El corredor

 

El ejercicio parece la excusa que lo acerque a ese lugar cada mañana. Enjuto y no muy alto, de cabello abundante y cano, gasta poblado bigote del mismo color que su pelo. Las piernas, delgadas y vigorosas; los brazos, desnudos en cualquier estación del año; entrado en la madurez, presenta, en cambio, aspecto atlético y jovial. Viste camiseta sencilla que entremete en el calzón ligero, a la antigua usanza. Calza zapatillas sin marca y calcetines blancos con rayitas rojas a la altura de la canilla. Deportista de otro tiempo, es imposible confundirlo con un “runner” de hoy en día: colorido, tecnológico, sofisticado, veloz; a menudo gregario. El corredor corre solo. Emplea zancadas cortas y enérgicas. Muchas.

Invariablemente, lleva flores en una de sus manos: un ramillete de camelias en enero, una rosa temprana en primavera, dos hortensias en otoño... Este día, ha traído la hermosa flor violeta de la uña de gato. La ha dejado sobre una roca granítica levantada a la sombra de un bosquecillo de pinos, y tras sujetarla por el tallo con un canto rodado, ha descendido al trote la cuestecilla que asciendo en sentido opuesto. Como otras veces, nos hemos cruzado sin saludarnos. Cuando alcanzo el hito, la flor se ha caído. En un gesto absurdo me he vuelto con intención de avisarlo, para arrepentirme enseguida al no saber qué decir. Tampoco he querido colocarla de nuevo en su lugar: «resulta violento, la profanación de un espacio sin duda sagrado para él —concluyo, mientras me retiro—; caigo en la cuenta de que siempre lo he visto en la distancia, como quien hace algo furtivo o indebido, sin otro ritual que la ofrenda apresurada». 

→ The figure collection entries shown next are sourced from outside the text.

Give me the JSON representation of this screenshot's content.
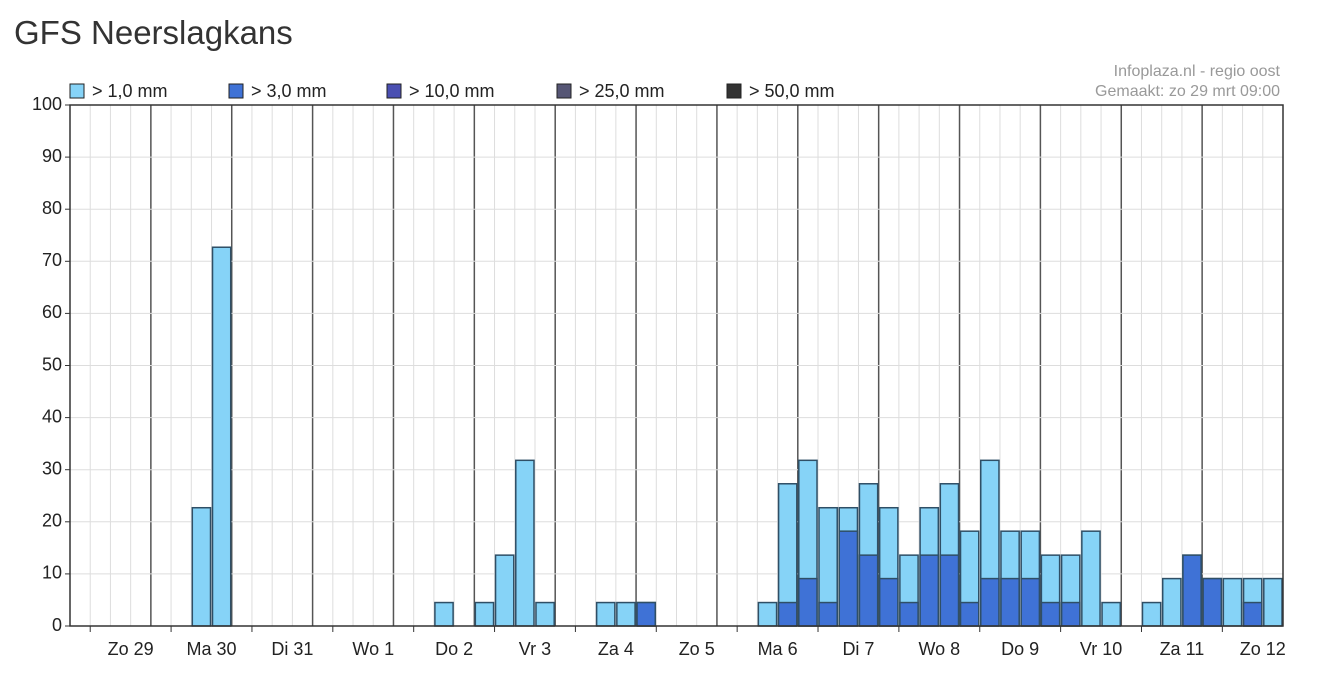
{
  "page_title": "GFS Neerslagkans",
  "chart_data": {
    "type": "bar",
    "source": "Infoplaza.nl - regio oost",
    "made": "Gemaakt: zo 29 mrt 09:00",
    "categories": [
      null,
      null,
      null,
      "Zo 29",
      null,
      null,
      null,
      "Ma 30",
      null,
      null,
      null,
      "Di 31",
      null,
      null,
      null,
      "Wo 1",
      null,
      null,
      null,
      "Do 2",
      null,
      null,
      null,
      "Vr 3",
      null,
      null,
      null,
      "Za 4",
      null,
      null,
      null,
      "Zo 5",
      null,
      null,
      null,
      "Ma 6",
      null,
      null,
      null,
      "Di 7",
      null,
      null,
      null,
      "Wo 8",
      null,
      null,
      null,
      "Do 9",
      null,
      null,
      null,
      "Vr 10",
      null,
      null,
      null,
      "Za 11",
      null,
      null,
      null,
      "Zo 12"
    ],
    "series": [
      {
        "name": "> 1,0 mm",
        "color": "#86d3f7",
        "values": [
          0,
          0,
          0,
          0,
          0,
          0,
          22.7,
          72.7,
          0,
          0,
          0,
          0,
          0,
          0,
          0,
          0,
          0,
          0,
          4.5,
          0,
          4.5,
          13.6,
          31.8,
          4.5,
          0,
          0,
          4.5,
          4.5,
          4.5,
          0,
          0,
          0,
          0,
          0,
          4.5,
          27.3,
          31.8,
          22.7,
          22.7,
          27.3,
          22.7,
          13.6,
          22.7,
          27.3,
          18.2,
          31.8,
          18.2,
          18.2,
          13.6,
          13.6,
          18.2,
          4.5,
          0,
          4.5,
          9.1,
          13.6,
          9.1,
          9.1,
          9.1,
          9.1
        ]
      },
      {
        "name": "> 3,0 mm",
        "color": "#3f72d6",
        "values": [
          0,
          0,
          0,
          0,
          0,
          0,
          0,
          0,
          0,
          0,
          0,
          0,
          0,
          0,
          0,
          0,
          0,
          0,
          0,
          0,
          0,
          0,
          0,
          0,
          0,
          0,
          0,
          0,
          4.5,
          0,
          0,
          0,
          0,
          0,
          0,
          4.5,
          9.1,
          4.5,
          18.2,
          13.6,
          9.1,
          4.5,
          13.6,
          13.6,
          4.5,
          9.1,
          9.1,
          9.1,
          4.5,
          4.5,
          0,
          0,
          0,
          0,
          0,
          13.6,
          9.1,
          0,
          4.5,
          0
        ]
      },
      {
        "name": "> 10,0 mm",
        "color": "#4a4fb2",
        "values": [
          0,
          0,
          0,
          0,
          0,
          0,
          0,
          0,
          0,
          0,
          0,
          0,
          0,
          0,
          0,
          0,
          0,
          0,
          0,
          0,
          0,
          0,
          0,
          0,
          0,
          0,
          0,
          0,
          0,
          0,
          0,
          0,
          0,
          0,
          0,
          0,
          0,
          0,
          0,
          0,
          0,
          0,
          0,
          0,
          0,
          0,
          0,
          0,
          0,
          0,
          0,
          0,
          0,
          0,
          0,
          0,
          0,
          0,
          0,
          0
        ]
      },
      {
        "name": "> 25,0 mm",
        "color": "#565675",
        "values": [
          0,
          0,
          0,
          0,
          0,
          0,
          0,
          0,
          0,
          0,
          0,
          0,
          0,
          0,
          0,
          0,
          0,
          0,
          0,
          0,
          0,
          0,
          0,
          0,
          0,
          0,
          0,
          0,
          0,
          0,
          0,
          0,
          0,
          0,
          0,
          0,
          0,
          0,
          0,
          0,
          0,
          0,
          0,
          0,
          0,
          0,
          0,
          0,
          0,
          0,
          0,
          0,
          0,
          0,
          0,
          0,
          0,
          0,
          0,
          0
        ]
      },
      {
        "name": "> 50,0 mm",
        "color": "#333333",
        "values": [
          0,
          0,
          0,
          0,
          0,
          0,
          0,
          0,
          0,
          0,
          0,
          0,
          0,
          0,
          0,
          0,
          0,
          0,
          0,
          0,
          0,
          0,
          0,
          0,
          0,
          0,
          0,
          0,
          0,
          0,
          0,
          0,
          0,
          0,
          0,
          0,
          0,
          0,
          0,
          0,
          0,
          0,
          0,
          0,
          0,
          0,
          0,
          0,
          0,
          0,
          0,
          0,
          0,
          0,
          0,
          0,
          0,
          0,
          0,
          0
        ]
      }
    ],
    "ylim": [
      0,
      100
    ],
    "yticks": [
      0,
      10,
      20,
      30,
      40,
      50,
      60,
      70,
      80,
      90,
      100
    ],
    "grid": true
  }
}
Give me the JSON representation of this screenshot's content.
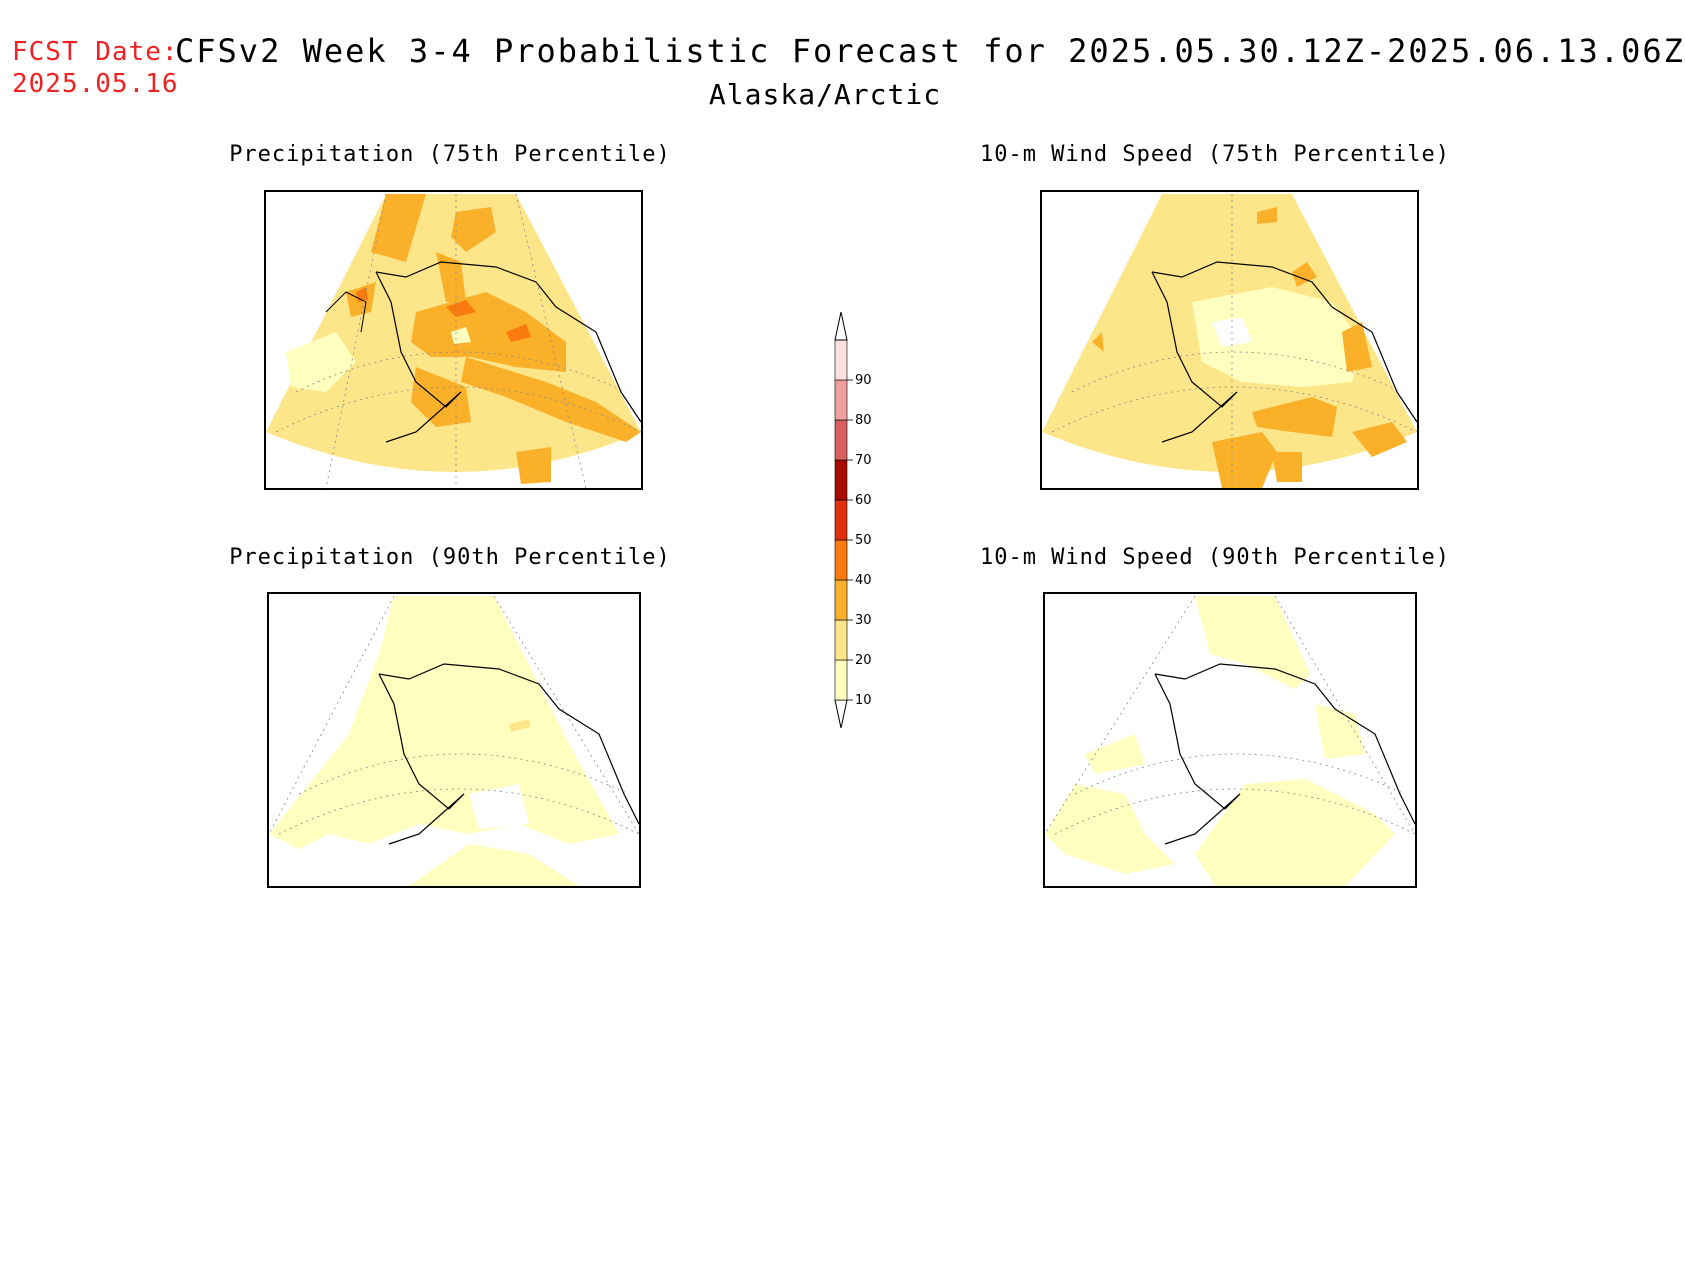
{
  "header": {
    "fcst_label": "FCST Date:",
    "fcst_date": "2025.05.16",
    "title": "CFSv2 Week 3-4 Probabilistic Forecast for 2025.05.30.12Z-2025.06.13.06Z",
    "region": "Alaska/Arctic"
  },
  "panels": [
    {
      "title": "Precipitation (75th Percentile)"
    },
    {
      "title": "10-m Wind Speed (75th Percentile)"
    },
    {
      "title": "Precipitation (90th Percentile)"
    },
    {
      "title": "10-m Wind Speed (90th Percentile)"
    }
  ],
  "legend": {
    "labels": [
      "10",
      "20",
      "30",
      "40",
      "50",
      "60",
      "70",
      "80",
      "90"
    ],
    "colors": [
      "#ffffbf",
      "#fde68a",
      "#fbb02a",
      "#f97b0f",
      "#e03010",
      "#a80a00",
      "#d95f5f",
      "#f0a0a0",
      "#fde0e0"
    ]
  }
}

«En memoria de los asesinados durante la sublevación fascista de 1936», figura escrito en una placa de mármol sobre la piedra. Nunca han faltado flores frescas encima o al pie de esa roca con tamaño y aspecto de menhir. Sin embargo, en alguna ocasión, la leyenda ha aparecido rociada con espray. Mancillada y ultrajada ha vuelto, al cabo de poco tiempo, a lucir limpia y remozada; se diría que orgullosa, bien legibles, los versos del poeta Luis Pimentel: «¡Outra vez, outra vez o terror! Un día e outro día. Sen campás, sen protesta. Galicia ametrallada nas cunetas dos seus camiños».  

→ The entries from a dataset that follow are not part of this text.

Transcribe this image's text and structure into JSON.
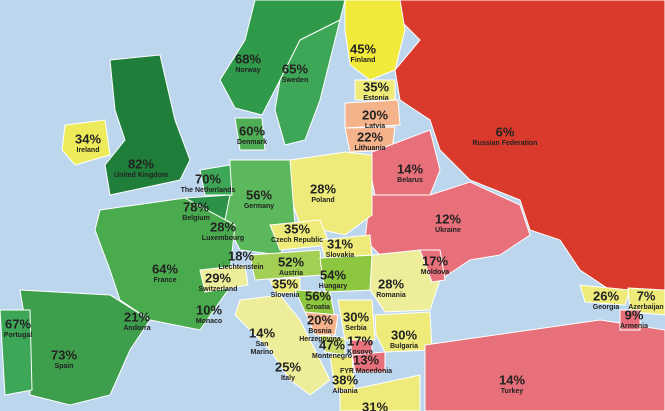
{
  "countries": [
    {
      "label": "45%",
      "name": [
        "Finland"
      ]
    },
    {
      "label": "68%",
      "name": [
        "Norway"
      ]
    },
    {
      "label": "65%",
      "name": [
        "Sweden"
      ]
    },
    {
      "label": "35%",
      "name": [
        "Estonia"
      ]
    },
    {
      "label": "20%",
      "name": [
        "Latvia"
      ]
    },
    {
      "label": "22%",
      "name": [
        "Lithuania"
      ]
    },
    {
      "label": "6%",
      "name": [
        "Russian Federation"
      ]
    },
    {
      "label": "34%",
      "name": [
        "Ireland"
      ]
    },
    {
      "label": "60%",
      "name": [
        "Denmark"
      ]
    },
    {
      "label": "82%",
      "name": [
        "United Kingdom"
      ]
    },
    {
      "label": "14%",
      "name": [
        "Belarus"
      ]
    },
    {
      "label": "70%",
      "name": [
        "The Netherlands"
      ]
    },
    {
      "label": "28%",
      "name": [
        "Poland"
      ]
    },
    {
      "label": "56%",
      "name": [
        "Germany"
      ]
    },
    {
      "label": "78%",
      "name": [
        "Belgium"
      ]
    },
    {
      "label": "28%",
      "name": [
        "Luxembourg"
      ]
    },
    {
      "label": "35%",
      "name": [
        "Czech Republic"
      ]
    },
    {
      "label": "12%",
      "name": [
        "Ukraine"
      ]
    },
    {
      "label": "31%",
      "name": [
        "Slovakia"
      ]
    },
    {
      "label": "18%",
      "name": [
        "Liechtenstein"
      ]
    },
    {
      "label": "52%",
      "name": [
        "Austria"
      ]
    },
    {
      "label": "17%",
      "name": [
        "Moldova"
      ]
    },
    {
      "label": "64%",
      "name": [
        "France"
      ]
    },
    {
      "label": "29%",
      "name": [
        "Switzerland"
      ]
    },
    {
      "label": "54%",
      "name": [
        "Hungary"
      ]
    },
    {
      "label": "28%",
      "name": [
        "Romania"
      ]
    },
    {
      "label": "35%",
      "name": [
        "Slovenia"
      ]
    },
    {
      "label": "56%",
      "name": [
        "Croatia"
      ]
    },
    {
      "label": "26%",
      "name": [
        "Georgia"
      ]
    },
    {
      "label": "7%",
      "name": [
        "Azerbaijan"
      ]
    },
    {
      "label": "9%",
      "name": [
        "Armenia"
      ]
    },
    {
      "label": "67%",
      "name": [
        "Portugal"
      ]
    },
    {
      "label": "21%",
      "name": [
        "Andorra"
      ]
    },
    {
      "label": "10%",
      "name": [
        "Monaco"
      ]
    },
    {
      "label": "20%",
      "name": [
        "Bosnia",
        "Herzegovina"
      ]
    },
    {
      "label": "30%",
      "name": [
        "Serbia"
      ]
    },
    {
      "label": "14%",
      "name": [
        "San",
        "Marino"
      ]
    },
    {
      "label": "47%",
      "name": [
        "Montenegro"
      ]
    },
    {
      "label": "17%",
      "name": [
        "Kosovo"
      ]
    },
    {
      "label": "30%",
      "name": [
        "Bulgaria"
      ]
    },
    {
      "label": "73%",
      "name": [
        "Spain"
      ]
    },
    {
      "label": "13%",
      "name": [
        "FYR Macedonia"
      ]
    },
    {
      "label": "25%",
      "name": [
        "Italy"
      ]
    },
    {
      "label": "38%",
      "name": [
        "Albania"
      ]
    },
    {
      "label": "14%",
      "name": [
        "Turkey"
      ]
    },
    {
      "label": "31%"
    }
  ]
}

Me alejo pensando si existirá un lugar mejor que otro para encarar un pelotón de fusilamiento: «¿La tapia de un cementerio? ¿Una era en medio de la noche, en mitad de la nada? ¿La colina de Príncipe Pío, las playas de Málaga, el campo da Rata, el cuartel de la Montaña...? Tengo para mí que a praia das Fontes, frente a la bahía de Vigo, resultaría doblemente cruel a aquellos reos: forzados a cuajar en sus pupilas la belleza de la vida que les arrebataban».

El corredor se acerca en sentido opuesto con su estilo inconfundible de zancadas cortas. Trae en la mano un puñado de margaritas que habrá cortado en algún prado cercano. Me alegro al saber que tendrá ocasión de volver al sitio la flor caída, de combatir con disparos de memoria y amor filial cada pintada.